La consagración llega en 1960 con La dolce vita. Los productores querían a una estrella americana y barajaron a Paul Newman, pero Fellini se empecinó en Mastroianni, que se mete en la piel de una suerte de alter ego combinado del director y su coguionista, el periodista Ennio Flaiano. Fellini vuelve a recurrir a él en Ocho y medio para que de vida a un cineasta que se le parece mucho, solo que en versión más esbelta y seductora.
En estas dos obras maestras consecutivas el genio de Rimini salta las costuras de la construcción narrativa cinematográfica, con Mastroianni en el centro de ambas. Actor y director quedan ligados para siempre y emprenderán en sucesivas colaboraciones en las que el intérprete va reflejando el paso de los años: La ciudad de las mujeres, Ginger y Fred -con una interpretación prodigiosa, mezcla de patetismo y dignidad- y Entrevista, en la que Marcello se disfraza de Mandrake, uno de los personajes favoritos de Fellini. También están juntos en el proyecto maldito, nunca rodado, de El viaje de Mastorna.

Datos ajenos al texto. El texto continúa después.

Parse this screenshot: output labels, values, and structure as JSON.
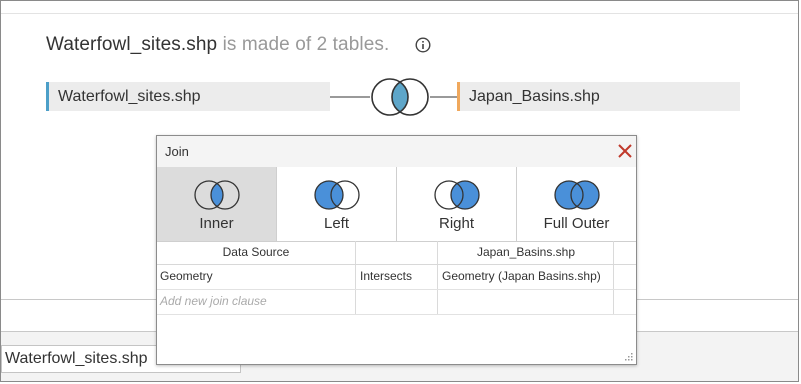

La década de los sesenta del pasado siglo es el cénit de su carrera, con una sucesión de títulos relevantes como El bello Antonio de Bolognini, en la que tuvo como partenaire a Claudia Cardinale, una de las pocas estrellas femeninas que se resistió a sus encantos. También protagonizó La noche de Antonioni, con Jeanne Moreau. Esta película, junto con La dolce vita, es la que cincela la iconografía de Mastroianni como elegante galán italiano, un imaginario del que han bebido durante décadas la moda y la publicidad, recreando el arquetipo. Sus registros como actor en estos años son amplios, de la comedia negra en Divorcio a la italiana, en la que da vida a un aristócrata empeñado en liquidar a su esposa, a la contención dramática de Los camaradas de Monicelli en la que interpreta a un digno profesor de ideas anarquistas en medio de las revueltas sociales de finales del XIX.
Ya en los setenta, Marco Ferreri le permitió dar rienda suelta a un registro más grotesco, sobre todo en aquella bacanal suicida de comida, sexo y mal gusto que es La gran comilona y en ese apocalipsis de la virilidad que es Adiós al macho. Pero también en Liza y No tocar a la mujer blanca, dos de las películas que rodó con Catherine Deneuve, la mujer a la que más amó y madre de su hija Chiara. También pudo desmelenarse en la chiflada y fallida ¿Qué? de Polanski, producción italiana con estrellas internacionales.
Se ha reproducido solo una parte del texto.